I found instructions on how to turn on the VBA editor, then hit Alt+F11 to open the editor, and then paste in pre-made macros to do some “proofreading” for me. Attached you’ll find around ten(10) or so macros put into one larger macro.
Macros covered in this one macro:
- Highlights superfluous nouns
- Highlights superfluous verbs
- Highlights superfluous articles and prepositions
- Highlights the opening “it”, the opening “there”
- Highlights overweight prepositions
- Highlights weak modifies
- Highlights words with “ly”
- Highlights clutter words of “very” and “that”
- Highlights gesture crutches (overly used gestures)

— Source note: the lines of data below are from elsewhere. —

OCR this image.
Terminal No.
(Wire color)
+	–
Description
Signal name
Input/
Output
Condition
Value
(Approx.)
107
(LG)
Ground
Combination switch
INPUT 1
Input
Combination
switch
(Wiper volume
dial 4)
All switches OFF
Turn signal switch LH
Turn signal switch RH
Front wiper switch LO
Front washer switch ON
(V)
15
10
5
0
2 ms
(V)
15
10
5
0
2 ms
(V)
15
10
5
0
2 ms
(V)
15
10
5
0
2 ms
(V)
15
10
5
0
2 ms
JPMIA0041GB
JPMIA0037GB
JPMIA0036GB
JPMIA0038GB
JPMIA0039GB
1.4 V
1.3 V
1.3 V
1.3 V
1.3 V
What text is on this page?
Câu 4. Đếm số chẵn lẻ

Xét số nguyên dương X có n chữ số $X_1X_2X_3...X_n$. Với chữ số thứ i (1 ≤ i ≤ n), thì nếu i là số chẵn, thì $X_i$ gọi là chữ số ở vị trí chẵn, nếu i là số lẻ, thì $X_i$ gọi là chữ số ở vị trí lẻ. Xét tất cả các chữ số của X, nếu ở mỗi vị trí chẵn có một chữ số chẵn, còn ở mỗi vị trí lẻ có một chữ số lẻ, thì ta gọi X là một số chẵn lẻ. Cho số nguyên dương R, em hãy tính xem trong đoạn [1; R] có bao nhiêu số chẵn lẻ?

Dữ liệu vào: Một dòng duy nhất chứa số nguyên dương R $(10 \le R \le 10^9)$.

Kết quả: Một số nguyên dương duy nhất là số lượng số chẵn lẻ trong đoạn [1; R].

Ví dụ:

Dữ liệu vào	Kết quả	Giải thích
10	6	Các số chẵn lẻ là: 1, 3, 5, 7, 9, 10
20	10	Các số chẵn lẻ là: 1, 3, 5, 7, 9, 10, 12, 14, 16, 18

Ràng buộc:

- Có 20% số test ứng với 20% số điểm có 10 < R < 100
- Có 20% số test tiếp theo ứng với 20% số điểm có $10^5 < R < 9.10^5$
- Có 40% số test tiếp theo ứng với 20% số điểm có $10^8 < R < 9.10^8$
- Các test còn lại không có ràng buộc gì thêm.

- Highlights commonly confused words
I pasted this macro into the VB editor, saved it and hit Run. The result is a document with highlighted words that I can choose to edit or not.
When done editing, then I paste in a second macro to remove all highlights or I can CTRL+A to select everything and reset the highlight tool.
Here is the remove highlight macro:
Selection.Range.HighlightColorIndex = wdNoHighlight
Also this site, Archive Publications, has over 400 free macros. I downloaded the file and spent a little time on it last night, but haven’t figured out how to use it yet.
Below is a Word doc file that contains the main macro. My hope is this will help you too get through the editing process quicker, so you too can get back to creating more new words.
NOTE: Simply copy and paste the entire contents of the attached doc file into VBA editor, save and run it.